ずっとあなたが好きでした
確かに私はとても傷付いたし、散々悩んだ。

けど、もう今はそんな事は思い出したくもなかった。

ホントにどうでも良かった。

私は今、伊藤くんとあっこの事で頭が一杯だった。

「矢吹くん、私ね、虐めに遭ってたなんてどうでも良かったの。あんな子達に惑わされたくなかったし、動じたくなかったの。私は気にしていませんっていう態度をとって、皆とは違うって事を認めさせたかったの。別に良いの。終わった事だし。気にしないで、ホントに。矢吹くんは全然悪くないから。それを言うなら、他人と上手くやれない私が悪いの。それに里加ちゃん、矢吹くんに私の事なんて言われたくないよ。だって、里加ちゃん、矢吹くんの事が大好きなんだから。好きな人にそんな事言われたくないよ。」

俊也は寂しそうな顔をしていた。

少し沈黙が続いてから、俊也が言った。

「知ったの?」

「え?」

「伊藤と衣川の事」

「矢吹くんも知ってたんだぁ。情報早いね」

「俺はさ、たまたま伊藤が衣川に告白してた所を見たからさ」

「そう…そうだったんだね」

「大丈夫か?矢田は伊藤の事、好きなんじゃ…」

「私は、私は関係ないよ。」

つい大きな声を出してしまった。

「ごめん。何も知らないのに…口出しして。」

「謝らないで。矢吹くん、何も悪い事言ってないから」

「あぁ、それなら、もう一つだけ聞いて良い?矢田はそれで良いって思えるの?」

「良いも悪いも、二人が良ければそれで良いんだよ。それで良いの。」

「矢田さ、もっと素直になった方が良いよ。そんなに突っ張ってると疲れちゃうよ。それに可愛くない。」

私は笑って言った。

「可愛くないのは生まれつきです。」

「矢田の性格上、伊藤達と三角関係なんてなれないしな。」

「え?」

「人が良すぎるんだよ。優し過ぎる。」

「何言ってるの?私は性格悪いし、優しくないよ。

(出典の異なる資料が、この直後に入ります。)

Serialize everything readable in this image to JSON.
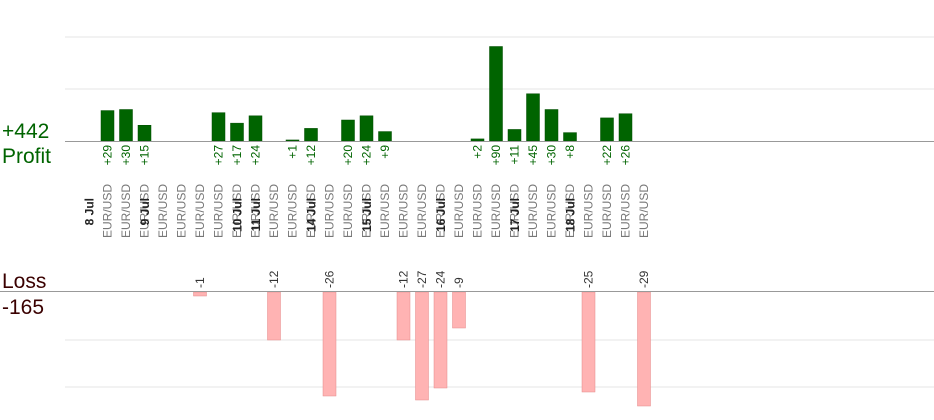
{
  "profit_total": "+442",
  "profit_label": "Profit",
  "loss_label": "Loss",
  "loss_total": "-165",
  "colors": {
    "profit_bar": "#006400",
    "profit_bar_edge": "#004d00",
    "profit_text": "#006400",
    "loss_bar": "#ffb3b3",
    "loss_bar_edge": "#e58a8a",
    "loss_text": "#333333",
    "loss_title": "#3a0000",
    "date_text": "#222222",
    "pair_text": "#777777",
    "grid": "#e6e6e6",
    "axis": "#999999"
  },
  "chart_data": {
    "type": "bar",
    "columns": [
      {
        "date": "8 Jul",
        "pair": "EUR/USD",
        "profit": 29
      },
      {
        "pair": "EUR/USD",
        "profit": 30
      },
      {
        "pair": "EUR/USD",
        "profit": 15
      },
      {
        "date": "9 Jul",
        "pair": "EUR/USD"
      },
      {
        "pair": "EUR/USD"
      },
      {
        "pair": "EUR/USD",
        "loss": -1
      },
      {
        "pair": "EUR/USD",
        "profit": 27
      },
      {
        "pair": "EUR/USD",
        "profit": 17
      },
      {
        "date": "10 Jul",
        "pair": "EUR/USD",
        "profit": 24
      },
      {
        "date": "11 Jul",
        "pair": "EUR/USD",
        "loss": -12
      },
      {
        "pair": "EUR/USD",
        "profit": 1
      },
      {
        "pair": "EUR/USD",
        "profit": 12
      },
      {
        "date": "14 Jul",
        "pair": "EUR/USD",
        "loss": -26
      },
      {
        "pair": "EUR/USD",
        "profit": 20
      },
      {
        "pair": "EUR/USD",
        "profit": 24
      },
      {
        "date": "15 Jul",
        "pair": "EUR/USD",
        "profit": 9
      },
      {
        "pair": "EUR/USD",
        "loss": -12
      },
      {
        "pair": "EUR/USD",
        "loss": -27
      },
      {
        "pair": "EUR/USD",
        "loss": -24
      },
      {
        "date": "16 Jul",
        "pair": "EUR/USD",
        "loss": -9
      },
      {
        "pair": "EUR/USD",
        "profit": 2
      },
      {
        "pair": "EUR/USD",
        "profit": 90
      },
      {
        "pair": "EUR/USD",
        "profit": 11
      },
      {
        "date": "17 Jul",
        "pair": "EUR/USD",
        "profit": 45
      },
      {
        "pair": "EUR/USD",
        "profit": 30
      },
      {
        "pair": "EUR/USD",
        "profit": 8
      },
      {
        "date": "18 Jul",
        "pair": "EUR/USD",
        "loss": -25
      },
      {
        "pair": "EUR/USD",
        "profit": 22
      },
      {
        "pair": "EUR/USD",
        "profit": 26
      },
      {
        "pair": "EUR/USD",
        "loss": -29
      }
    ]
  }
}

私、生きるのが下手なんだ。この学校が、世界かな、私には合ってない気がする。」

「何言ってんだよ。大袈裟だな。そんな事ないよ。矢田は優しいんだよ。他人を不幸にしてまで自分が幸せになる事なんて出来ないし、逆に他人が幸せになれるなら自分を犠牲にするだろ?物事が上手くいくなら、自分が我慢すれば良いと思ってるんだよ。というか、そうしちゃうんだよ。矢田ばっかそんな我慢すんなよ。無理しなくて良いんだよ。」